Nosotros mismos nos estamos dañando y alejando de Dios, Él no quiere un corazón lleno de rencor, ni odio, ni tampoco quiere que precisamente eso que aprieta tu corazón sea contra un hijo de él, porque la persona que te lástima también es hijo de Dios y Dios como todo padre es celoso con sus hijos, recuerda que el nos ama por su naturaleza no por nuestros méritos, el Señor nos regala el sol y el aire para todos sus hijos los que son obedientes y los que no.
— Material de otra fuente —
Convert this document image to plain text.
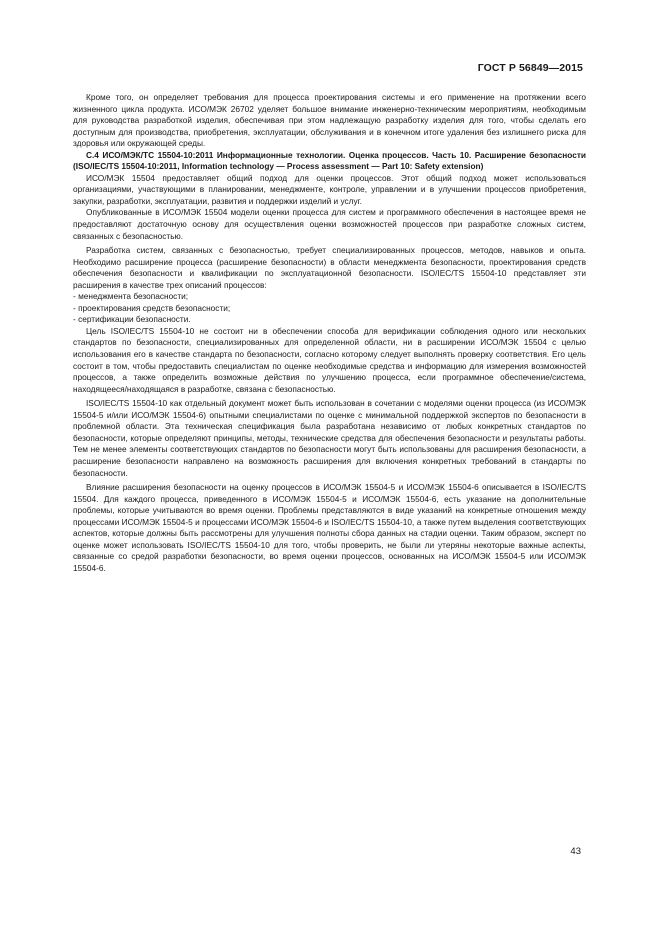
ГОСТ Р 56849—2015

Кроме того, он определяет требования для процесса проектирования системы и его применение на протяжении всего жизненного цикла продукта. ИСО/МЭК 26702 уделяет большое внимание инженерно-техническим мероприятиям, необходимым для руководства разработкой изделия, обеспечивая при этом надлежащую разработку изделия для того, чтобы сделать его доступным для производства, приобретения, эксплуатации, обслуживания и в конечном итоге удаления без излишнего риска для здоровья или окружающей среды.

С.4 ИСО/МЭК/ТС 15504-10:2011 Информационные технологии. Оценка процессов. Часть 10. Расширение безопасности (ISO/IEC/TS 15504-10:2011, Information technology — Process assessment — Part 10: Safety extension)

ИСО/МЭК 15504 предоставляет общий подход для оценки процессов. Этот общий подход может использоваться организациями, участвующими в планировании, менеджменте, контроле, управлении и в улучшении процессов приобретения, закупки, разработки, эксплуатации, развития и поддержки изделий и услуг.

Опубликованные в ИСО/МЭК 15504 модели оценки процесса для систем и программного обеспечения в настоящее время не предоставляют достаточную основу для осуществления оценки возможностей процессов при разработке сложных систем, связанных с безопасностью.

Разработка систем, связанных с безопасностью, требует специализированных процессов, методов, навыков и опыта. Необходимо расширение процесса (расширение безопасности) в области менеджмента безопасности, проектирования средств обеспечения безопасности и квалификации по эксплуатационной безопасности. ISO/IEC/TS 15504-10 представляет эти расширения в качестве трех описаний процессов:

- менеджмента безопасности;
- проектирования средств безопасности;
- сертификации безопасности.

Цель ISO/IEC/TS 15504-10 не состоит ни в обеспечении способа для верификации соблюдения одного или нескольких стандартов по безопасности, специализированных для определенной области, ни в расширении ИСО/МЭК 15504 с целью использования его в качестве стандарта по безопасности, согласно которому следует выполнять проверку соответствия. Его цель состоит в том, чтобы предоставить специалистам по оценке необходимые средства и информацию для измерения возможностей процессов, а также определить возможные действия по улучшению процесса, если программное обеспечение/система, находящееся/находящаяся в разработке, связана с безопасностью.

ISO/IEC/TS 15504-10 как отдельный документ может быть использован в сочетании с моделями оценки процесса (из ИСО/МЭК 15504-5 и/или ИСО/МЭК 15504-6) опытными специалистами по оценке с минимальной поддержкой экспертов по безопасности в проблемной области. Эта техническая спецификация была разработана независимо от любых конкретных стандартов по безопасности, которые определяют принципы, методы, технические средства для обеспечения безопасности и результаты работы. Тем не менее элементы соответствующих стандартов по безопасности могут быть использованы для расширения безопасности, а расширение безопасности направлено на возможность расширения для включения конкретных требований в стандарты по безопасности.

Влияние расширения безопасности на оценку процессов в ИСО/МЭК 15504-5 и ИСО/МЭК 15504-6 описывается в ISO/IEC/TS 15504. Для каждого процесса, приведенного в ИСО/МЭК 15504-5 и ИСО/МЭК 15504-6, есть указание на дополнительные проблемы, которые учитываются во время оценки. Проблемы представляются в виде указаний на конкретные отношения между процессами ИСО/МЭК 15504-5 и процессами ИСО/МЭК 15504-6 и ISO/IEC/TS 15504-10, а также путем выделения соответствующих аспектов, которые должны быть рассмотрены для улучшения полноты сбора данных на стадии оценки. Таким образом, эксперт по оценке может использовать ISO/IEC/TS 15504-10 для того, чтобы проверить, не были ли утеряны некоторые важные аспекты, связанные со средой разработки безопасности, во время оценки процессов, основанных на ИСО/МЭК 15504-5 или ИСО/МЭК 15504-6.

43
Por eso Jesús hace mucho énfasis en el amor al prójimo, porque así a quien estas amando es a Dios, absolutamente nadie que le guarde rencor u odio a alguien puede decir que ama a Dios, el único juez es Dios, nosotros no debemos juzgar porque no nos corresponde, más sin embargo llegamos más allá y condenamos a nuestros enemigos, olvidando nuestros propios errores. Para nosotros Dios debe estar por encima de todo, por eso el primer mandamiento de Israel era “Amarás al Señor tu Dios, con todo tu corazón y con toda tu alma”, pero fíjense como Jesús quien vino a sellar la Nueva Alianza dijo: PERO YO OS DIGO…”Amaras a tu prójimo como a ti mismo” y no es que colocara a Dios en una situación inferior, es que Dios está en el prójimo y así lo tienes que ver, si cada quien viviera  este mandamiento nadie dañara a nadie porque sería consciente que está dañando a Dios.

 

Los que nos hacen daño, son ignorantes de lo que hacen, por eso el Señor dijo: mi Pueblo se pierde por desconocimiento de mi Palabra; hoy en día el pueblo está tan sordo y ciego que desconocen los mandamientos, desconocen el contenido de la Biblia, la Tradición y al Magisterio, pero nosotros que ya estamos crecidos y somos católicos practicantes, nosotros sabemos lo que hacemos y por ende debemos entender el temperamento de los demás, nada debe robar nuestra paz interior, no debemos condenarnos nosotros mismos con lo que podemos decir en un momento de ira, todos al llegar a la presencia de nuestro Señor seremos juzgados y hay que tener en cuenta que al que más se le da, más se le exige.

 

Practiquemos el perdón desde ahora, veamos el rostro de Dios en aquellos que nos hacen daño y así colocando la otra mejilla antes de golpear, estaremos amando como Cristo nos amó, la parte más hermosa de este pasaje fue el momento en que Jesús le dice a María: “por eso te digo que quedan perdonados sus muchos pecados, porque ha demostrado mucho amor”. Siempre hay que dar más de lo que se recibe, en el amor está la presencia de Dios y sólo dando amor encontramos la verdadera felicidad.